Getty Images/Wavebreak Media Si les causes de la dyspareunie sont le plus souvent biologiques, le vaginisme, lui, est souvent d’origine psychologique.

La sexualité n’est pas toujours synonyme de jouissance. Dans certains cas, elle rime plutôt avec souffrance. Pourquoi un rapport sexuel devient-il parfois douloureux?

La dyspareunie, du grec dys, difficulté, et pareunie, accouplement, est une difficulté sexuelle très répandue chez les femmes âgées de 18 à 40 ans. Elle se définit par des douleurs survenant durant les relations sexuelles. Il peut s’agir de crampes, d’une sensation de brûlure, d’irritation ou d’échauffement, se situant en périphérie ou plus en profondeur dans le vagin. Ressenties lors de caresses vaginales ou au moment de la pénétration, ces douleurs peuvent perdurer après la relation sexuelle.

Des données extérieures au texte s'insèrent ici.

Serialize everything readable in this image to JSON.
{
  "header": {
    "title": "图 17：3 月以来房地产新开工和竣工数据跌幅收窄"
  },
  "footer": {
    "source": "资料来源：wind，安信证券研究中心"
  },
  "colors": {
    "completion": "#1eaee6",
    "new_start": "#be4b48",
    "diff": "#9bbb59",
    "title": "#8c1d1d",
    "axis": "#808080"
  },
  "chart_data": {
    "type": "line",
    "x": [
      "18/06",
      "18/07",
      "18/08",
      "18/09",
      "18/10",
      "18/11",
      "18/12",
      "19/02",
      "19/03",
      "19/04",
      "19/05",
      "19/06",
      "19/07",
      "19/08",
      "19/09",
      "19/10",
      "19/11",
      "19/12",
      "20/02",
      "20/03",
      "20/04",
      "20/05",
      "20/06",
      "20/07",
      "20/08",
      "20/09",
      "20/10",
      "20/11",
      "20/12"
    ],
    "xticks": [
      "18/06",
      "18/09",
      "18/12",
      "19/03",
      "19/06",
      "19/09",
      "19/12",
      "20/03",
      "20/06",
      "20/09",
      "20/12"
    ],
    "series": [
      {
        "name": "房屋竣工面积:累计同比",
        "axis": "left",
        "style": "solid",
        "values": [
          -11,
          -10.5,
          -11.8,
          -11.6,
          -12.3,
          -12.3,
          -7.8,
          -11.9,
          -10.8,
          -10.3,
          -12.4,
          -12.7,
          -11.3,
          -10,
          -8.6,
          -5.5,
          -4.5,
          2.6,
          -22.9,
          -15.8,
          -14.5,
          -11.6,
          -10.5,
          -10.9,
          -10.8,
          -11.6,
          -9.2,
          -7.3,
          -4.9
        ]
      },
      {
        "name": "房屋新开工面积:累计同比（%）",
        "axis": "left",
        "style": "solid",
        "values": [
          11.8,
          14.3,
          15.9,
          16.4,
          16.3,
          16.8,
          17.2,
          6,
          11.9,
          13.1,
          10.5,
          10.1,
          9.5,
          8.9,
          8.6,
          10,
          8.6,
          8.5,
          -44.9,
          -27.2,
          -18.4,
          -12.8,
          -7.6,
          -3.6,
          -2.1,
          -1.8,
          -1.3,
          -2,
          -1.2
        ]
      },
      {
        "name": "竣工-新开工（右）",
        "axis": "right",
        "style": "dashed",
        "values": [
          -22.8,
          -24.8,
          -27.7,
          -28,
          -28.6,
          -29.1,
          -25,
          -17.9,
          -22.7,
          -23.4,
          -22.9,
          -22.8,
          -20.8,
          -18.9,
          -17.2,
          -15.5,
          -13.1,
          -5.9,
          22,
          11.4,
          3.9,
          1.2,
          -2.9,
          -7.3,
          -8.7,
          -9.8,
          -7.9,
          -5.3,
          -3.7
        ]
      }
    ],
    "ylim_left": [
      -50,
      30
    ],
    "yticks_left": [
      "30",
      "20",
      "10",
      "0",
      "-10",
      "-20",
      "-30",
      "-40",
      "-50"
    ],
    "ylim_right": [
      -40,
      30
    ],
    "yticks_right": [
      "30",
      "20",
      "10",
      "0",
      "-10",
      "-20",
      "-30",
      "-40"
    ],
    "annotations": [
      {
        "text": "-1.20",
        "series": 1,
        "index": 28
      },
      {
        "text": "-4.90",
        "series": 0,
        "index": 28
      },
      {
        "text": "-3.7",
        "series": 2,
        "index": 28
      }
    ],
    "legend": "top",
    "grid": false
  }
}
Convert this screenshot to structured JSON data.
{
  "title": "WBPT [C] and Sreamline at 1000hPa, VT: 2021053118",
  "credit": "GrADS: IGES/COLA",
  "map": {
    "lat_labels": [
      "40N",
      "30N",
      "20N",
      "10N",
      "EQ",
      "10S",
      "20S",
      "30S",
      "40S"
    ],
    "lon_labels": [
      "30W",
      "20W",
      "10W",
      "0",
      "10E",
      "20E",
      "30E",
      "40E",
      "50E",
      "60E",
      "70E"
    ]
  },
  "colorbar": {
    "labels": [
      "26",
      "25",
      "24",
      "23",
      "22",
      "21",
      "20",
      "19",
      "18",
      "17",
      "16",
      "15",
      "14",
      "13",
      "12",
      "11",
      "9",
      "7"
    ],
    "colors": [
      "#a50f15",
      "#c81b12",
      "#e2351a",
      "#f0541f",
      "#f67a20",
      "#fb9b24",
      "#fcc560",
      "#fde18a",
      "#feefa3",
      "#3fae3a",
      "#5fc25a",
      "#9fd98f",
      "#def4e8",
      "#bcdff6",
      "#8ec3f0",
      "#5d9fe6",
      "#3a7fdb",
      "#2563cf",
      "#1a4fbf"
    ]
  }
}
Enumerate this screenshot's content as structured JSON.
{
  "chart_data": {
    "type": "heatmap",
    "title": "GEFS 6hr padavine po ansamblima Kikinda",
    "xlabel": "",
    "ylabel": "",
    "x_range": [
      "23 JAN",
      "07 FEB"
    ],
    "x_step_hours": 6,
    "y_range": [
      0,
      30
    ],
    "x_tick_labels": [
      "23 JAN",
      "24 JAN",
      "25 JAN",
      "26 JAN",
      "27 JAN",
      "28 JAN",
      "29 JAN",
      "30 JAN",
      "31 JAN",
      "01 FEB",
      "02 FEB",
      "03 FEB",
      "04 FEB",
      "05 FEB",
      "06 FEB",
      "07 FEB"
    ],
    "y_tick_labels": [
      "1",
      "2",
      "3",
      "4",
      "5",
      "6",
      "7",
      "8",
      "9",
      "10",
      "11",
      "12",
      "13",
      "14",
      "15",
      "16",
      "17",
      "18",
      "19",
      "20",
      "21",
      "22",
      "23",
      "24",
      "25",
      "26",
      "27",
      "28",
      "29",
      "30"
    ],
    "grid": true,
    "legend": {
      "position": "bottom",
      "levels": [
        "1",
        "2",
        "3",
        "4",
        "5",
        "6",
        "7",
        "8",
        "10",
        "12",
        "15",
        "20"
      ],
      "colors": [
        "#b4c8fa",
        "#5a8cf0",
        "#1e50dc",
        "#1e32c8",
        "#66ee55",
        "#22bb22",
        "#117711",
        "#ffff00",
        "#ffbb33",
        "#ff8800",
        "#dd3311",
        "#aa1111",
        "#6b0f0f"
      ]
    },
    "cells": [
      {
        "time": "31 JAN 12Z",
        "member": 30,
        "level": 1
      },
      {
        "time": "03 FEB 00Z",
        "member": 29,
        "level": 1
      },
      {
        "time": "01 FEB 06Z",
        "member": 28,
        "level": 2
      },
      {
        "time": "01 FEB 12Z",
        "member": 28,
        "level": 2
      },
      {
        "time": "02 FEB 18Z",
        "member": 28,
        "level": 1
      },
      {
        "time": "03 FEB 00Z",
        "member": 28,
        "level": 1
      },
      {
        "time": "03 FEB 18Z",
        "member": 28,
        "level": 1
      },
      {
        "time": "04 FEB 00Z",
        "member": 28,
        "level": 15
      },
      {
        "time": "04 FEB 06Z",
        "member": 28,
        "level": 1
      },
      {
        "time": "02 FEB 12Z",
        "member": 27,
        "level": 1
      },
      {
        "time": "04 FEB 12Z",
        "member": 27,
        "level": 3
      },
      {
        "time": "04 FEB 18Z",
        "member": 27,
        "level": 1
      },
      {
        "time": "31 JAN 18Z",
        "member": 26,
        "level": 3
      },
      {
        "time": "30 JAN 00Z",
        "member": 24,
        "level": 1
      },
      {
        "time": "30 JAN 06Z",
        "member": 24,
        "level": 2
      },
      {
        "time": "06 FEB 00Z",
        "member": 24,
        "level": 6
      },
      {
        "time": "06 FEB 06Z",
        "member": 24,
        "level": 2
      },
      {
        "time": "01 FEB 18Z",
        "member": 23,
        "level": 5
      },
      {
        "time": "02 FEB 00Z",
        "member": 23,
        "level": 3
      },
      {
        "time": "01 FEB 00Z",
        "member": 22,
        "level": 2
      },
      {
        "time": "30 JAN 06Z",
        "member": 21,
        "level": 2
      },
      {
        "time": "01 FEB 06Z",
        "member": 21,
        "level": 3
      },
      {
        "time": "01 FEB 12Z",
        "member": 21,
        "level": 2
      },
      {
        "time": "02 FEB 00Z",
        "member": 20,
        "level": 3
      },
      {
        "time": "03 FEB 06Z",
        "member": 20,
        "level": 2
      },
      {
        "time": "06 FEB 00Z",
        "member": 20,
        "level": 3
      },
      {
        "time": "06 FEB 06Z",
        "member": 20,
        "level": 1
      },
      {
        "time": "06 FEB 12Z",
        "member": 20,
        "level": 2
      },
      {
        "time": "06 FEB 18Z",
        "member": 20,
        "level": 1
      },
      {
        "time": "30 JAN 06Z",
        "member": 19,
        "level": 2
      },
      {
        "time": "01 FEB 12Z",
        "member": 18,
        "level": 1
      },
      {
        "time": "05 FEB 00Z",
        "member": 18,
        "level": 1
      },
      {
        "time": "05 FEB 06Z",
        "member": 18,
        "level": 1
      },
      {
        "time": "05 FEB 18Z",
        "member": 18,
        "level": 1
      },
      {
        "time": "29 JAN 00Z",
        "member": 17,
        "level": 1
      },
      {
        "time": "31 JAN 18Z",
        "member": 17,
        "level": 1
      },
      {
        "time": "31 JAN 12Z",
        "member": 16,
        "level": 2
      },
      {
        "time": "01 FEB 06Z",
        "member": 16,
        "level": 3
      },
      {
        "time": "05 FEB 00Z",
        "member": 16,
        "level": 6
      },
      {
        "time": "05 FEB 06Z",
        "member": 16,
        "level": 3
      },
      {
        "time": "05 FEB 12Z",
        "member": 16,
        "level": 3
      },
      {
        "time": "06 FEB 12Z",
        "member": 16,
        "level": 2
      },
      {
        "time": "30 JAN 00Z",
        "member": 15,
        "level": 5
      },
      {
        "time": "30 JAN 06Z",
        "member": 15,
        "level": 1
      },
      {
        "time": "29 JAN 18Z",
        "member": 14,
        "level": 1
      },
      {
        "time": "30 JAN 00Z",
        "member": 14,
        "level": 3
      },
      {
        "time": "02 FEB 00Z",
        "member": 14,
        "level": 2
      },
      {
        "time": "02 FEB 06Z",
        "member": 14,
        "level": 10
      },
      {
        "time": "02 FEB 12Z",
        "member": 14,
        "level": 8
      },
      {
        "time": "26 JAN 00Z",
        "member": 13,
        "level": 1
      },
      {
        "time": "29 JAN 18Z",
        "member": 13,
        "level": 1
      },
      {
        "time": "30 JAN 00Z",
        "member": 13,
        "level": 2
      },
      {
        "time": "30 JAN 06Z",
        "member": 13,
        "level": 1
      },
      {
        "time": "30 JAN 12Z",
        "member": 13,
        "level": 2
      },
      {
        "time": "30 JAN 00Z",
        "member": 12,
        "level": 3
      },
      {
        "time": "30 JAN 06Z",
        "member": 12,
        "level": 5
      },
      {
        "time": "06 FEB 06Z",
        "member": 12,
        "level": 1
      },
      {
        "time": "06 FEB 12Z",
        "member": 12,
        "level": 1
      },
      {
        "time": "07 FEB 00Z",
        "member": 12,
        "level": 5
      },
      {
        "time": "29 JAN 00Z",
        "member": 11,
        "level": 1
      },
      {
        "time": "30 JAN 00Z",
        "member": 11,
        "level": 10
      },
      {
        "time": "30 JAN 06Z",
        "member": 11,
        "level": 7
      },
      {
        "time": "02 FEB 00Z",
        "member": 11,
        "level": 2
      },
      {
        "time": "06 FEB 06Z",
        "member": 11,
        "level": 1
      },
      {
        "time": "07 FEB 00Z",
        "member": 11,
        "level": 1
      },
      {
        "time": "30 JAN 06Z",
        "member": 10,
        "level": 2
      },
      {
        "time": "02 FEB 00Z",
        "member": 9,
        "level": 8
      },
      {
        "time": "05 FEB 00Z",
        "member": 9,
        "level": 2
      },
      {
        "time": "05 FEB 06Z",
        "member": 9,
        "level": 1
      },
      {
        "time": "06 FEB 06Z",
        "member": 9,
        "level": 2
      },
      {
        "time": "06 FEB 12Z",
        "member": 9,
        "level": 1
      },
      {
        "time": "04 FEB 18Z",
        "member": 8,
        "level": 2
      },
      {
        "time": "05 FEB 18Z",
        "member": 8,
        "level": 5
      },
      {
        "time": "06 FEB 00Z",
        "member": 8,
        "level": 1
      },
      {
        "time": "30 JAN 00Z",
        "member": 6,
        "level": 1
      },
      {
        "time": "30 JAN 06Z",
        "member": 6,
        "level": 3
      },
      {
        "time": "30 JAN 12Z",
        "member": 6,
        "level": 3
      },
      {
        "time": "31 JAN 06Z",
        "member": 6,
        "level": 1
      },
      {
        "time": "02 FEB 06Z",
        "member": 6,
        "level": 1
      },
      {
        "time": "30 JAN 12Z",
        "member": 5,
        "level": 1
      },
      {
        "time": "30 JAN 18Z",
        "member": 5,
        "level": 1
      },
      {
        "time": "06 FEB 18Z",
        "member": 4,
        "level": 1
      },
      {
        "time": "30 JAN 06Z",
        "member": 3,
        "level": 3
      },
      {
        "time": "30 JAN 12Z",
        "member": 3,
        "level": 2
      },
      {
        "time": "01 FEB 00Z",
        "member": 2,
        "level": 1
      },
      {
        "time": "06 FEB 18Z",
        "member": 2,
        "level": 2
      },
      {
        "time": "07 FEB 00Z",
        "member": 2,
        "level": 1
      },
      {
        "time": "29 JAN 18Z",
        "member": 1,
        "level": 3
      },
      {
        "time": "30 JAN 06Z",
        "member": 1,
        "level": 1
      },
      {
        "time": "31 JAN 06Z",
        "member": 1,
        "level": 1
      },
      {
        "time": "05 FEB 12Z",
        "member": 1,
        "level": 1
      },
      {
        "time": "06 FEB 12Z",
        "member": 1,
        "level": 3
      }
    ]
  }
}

Insuffisance de lubrification, infection, séquelles d’interventions chirurgicales ou d’un accouchement, amincissement des parois vaginales postménopause, inflammation, réaction allergique… Les causes de la dyspareunie sont diverses et nombreuses. Bien qu’elles soient le plus souvent biologiques, elles sont parfois liées à une difficulté psychologique. En effet, une expérience sexuelle traumatisante ou des facteurs tels une faible estime de soi, des conflits relationnels, une difficulté à accepter son corps ou une perception négative de la sexualité peuvent contribuer à faire perdurer la condition.

On ne doit pas confondre dyspareunie et vaginisme. Une femme qui souffre de cette dernière affection voit les muscles de son vagin et de son périnée (ensemble de muscles, de ligaments et de membranes situé entre le sexe et l’anus) se contracter et se resserrer de façon automatique, persistante et répétée. Même si, tout comme la dyspareunie, le vaginisme entraîne des douleurs intenses, les contractions sont si importantes qu’elles empêchent toute possibilité de pénétration vaginale (pénis, doigt, jouet sexuel, tampon, spéculum lors d’un examen gynécologique, etc.). Reste que l’excitation et l’orgasme sont possibles si aucune pénétration n’est envisagée.

Le vaginisme est souvent d’origine psychologique. La femme entre dans un cercle vicieux généré par le sentiment de peur; appréhender la douleur déclenche les contractions, qui à leur tour provoquent la douleur, ce qui ne fait qu’augmenter la crainte de la pénétration. Toute stimulation est éventuellement associée à un risque de souffrance. Là aussi, les causes sont variées; mauvaise connaissance de son corps, vision restreinte de la sexualité, culpabilité et mal-être qui y sont liés, traumatismes sexuels, etc.

Si elle n’est pas soignée, la dyspareunie peut résulter en un cas de vaginisme. Les difficultés sexuelles non traitées peuvent également engendrer d’autres problèmes : manque de désir, aversion pour la sexualité, anxiété, faible estime de soi, etc. Il est donc primordial de consulter afin d’éliminer ce qui pourrait se cacher derrière ces conditions.